Responsible innovation in synthetic biology requires coherent coordination across policy instruments. Many science, technology, and innovation policies remain compartmentalised within national innovation agendas, limiting integration across ministries or with global frameworks (OECD, 2025[2]). In emerging cross-sectoral fields such as synthetic biology, this fragmentation can create contradictory incentives, dilute accountability, and deter private investment (OECD, 2025[31]).
Achieving coherence in synthetic biology governance requires more than horizontal coordination. It implies that policy frameworks internalise the principles of anticipatory governance, embedding its five elements – guiding values, strategic intelligence, stakeholder engagement, agile regulation, and international co-operation – into the design and functioning of individual policy instruments.
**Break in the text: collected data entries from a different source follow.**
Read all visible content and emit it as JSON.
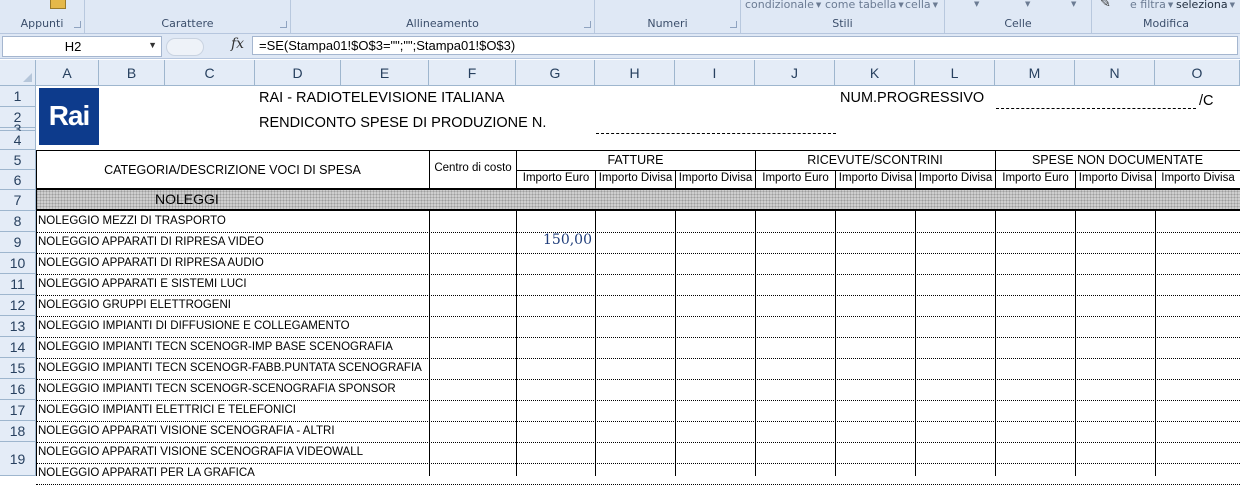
{
  "ribbon": {
    "groups": [
      {
        "label": "Appunti"
      },
      {
        "label": "Carattere"
      },
      {
        "label": "Allineamento"
      },
      {
        "label": "Numeri"
      },
      {
        "label": "Stili"
      },
      {
        "label": "Celle"
      },
      {
        "label": "Modifica"
      }
    ],
    "stili_items": [
      "condizionale",
      "come tabella",
      "cella"
    ],
    "modifica_items": [
      "e filtra",
      "seleziona"
    ]
  },
  "formula_bar": {
    "name_box": "H2",
    "fx_label": "fx",
    "formula": "=SE(Stampa01!$O$3=\"\";\"\";Stampa01!$O$3)"
  },
  "columns": [
    "A",
    "B",
    "C",
    "D",
    "E",
    "F",
    "G",
    "H",
    "I",
    "J",
    "K",
    "L",
    "M",
    "N",
    "O"
  ],
  "rows": [
    "1",
    "2",
    "3",
    "4",
    "5",
    "6",
    "7",
    "8",
    "9",
    "10",
    "11",
    "12",
    "13",
    "14",
    "15",
    "16",
    "17",
    "18",
    "19"
  ],
  "sheet": {
    "logo_text": "Rai",
    "title1": "RAI - RADIOTELEVISIONE ITALIANA",
    "title2": "RENDICONTO SPESE DI PRODUZIONE N.",
    "num_label": "NUM.PROGRESSIVO",
    "num_suffix": "/C",
    "cat_header": "CATEGORIA/DESCRIZIONE VOCI DI SPESA",
    "centro_header": "Centro di costo",
    "fatture": "FATTURE",
    "ricevute": "RICEVUTE/SCONTRINI",
    "spese": "SPESE NON DOCUMENTATE",
    "sub_headers": [
      "Importo Euro",
      "Importo Divisa",
      "Importo Divisa",
      "Importo Euro",
      "Importo Divisa",
      "Importo Divisa",
      "Importo Euro",
      "Importo Divisa",
      "Importo Divisa"
    ],
    "section": "NOLEGGI",
    "items": [
      "NOLEGGIO MEZZI DI TRASPORTO",
      "NOLEGGIO APPARATI DI RIPRESA VIDEO",
      "NOLEGGIO APPARATI DI RIPRESA AUDIO",
      "NOLEGGIO APPARATI E SISTEMI LUCI",
      "NOLEGGIO GRUPPI ELETTROGENI",
      "NOLEGGIO IMPIANTI DI DIFFUSIONE E COLLEGAMENTO",
      "NOLEGGIO IMPIANTI TECN SCENOGR-IMP BASE SCENOGRAFIA",
      "NOLEGGIO IMPIANTI TECN SCENOGR-FABB.PUNTATA SCENOGRAFIA",
      "NOLEGGIO IMPIANTI TECN SCENOGR-SCENOGRAFIA SPONSOR",
      "NOLEGGIO IMPIANTI ELETTRICI E TELEFONICI",
      "NOLEGGIO APPARATI VISIONE SCENOGRAFIA - ALTRI",
      "NOLEGGIO APPARATI VISIONE SCENOGRAFIA VIDEOWALL",
      "NOLEGGIO APPARATI PER LA GRAFICA"
    ],
    "value_g8": "150,00",
    "colors": {
      "logo_bg": "#0d3b8c",
      "value_text": "#1f3d7a",
      "header_bg": "#e4ecf7"
    }
  }
}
These elements are interdependent: effective anticipatory governance emerges when values, intelligence, engagement, regulation and international cooperation reinforce each other across the policy cycle. Their integration ensures that instruments reinforce one another and align towards common goals. For instance, financing mechanisms informed by foresight and stakeholder dialogue are better positioned to address systemic bottlenecks, while agile regulation, supported by strategic intelligence and international collaboration, fosters flexible yet predictable governance environments.
A key example of this integrative approach is the 4TU project on Ethical and Regulatory Issues Raised by Synthetic Biology. This initiative combines normative reflections on biosafety (guiding values), foresight and technology assessment (strategic intelligence), co-creation with scientific communities (stakeholder engagement), adaptive regulatory analysis (agile regulation), and transnational collaboration (international co-operation). Similarly, the United Kingdom Engineering Biology Responsible Innovation Advisory Panel institutionalises a continuous feedback loop between government, industry, and academia, ensuring that evidence leads to timely policy adaptations.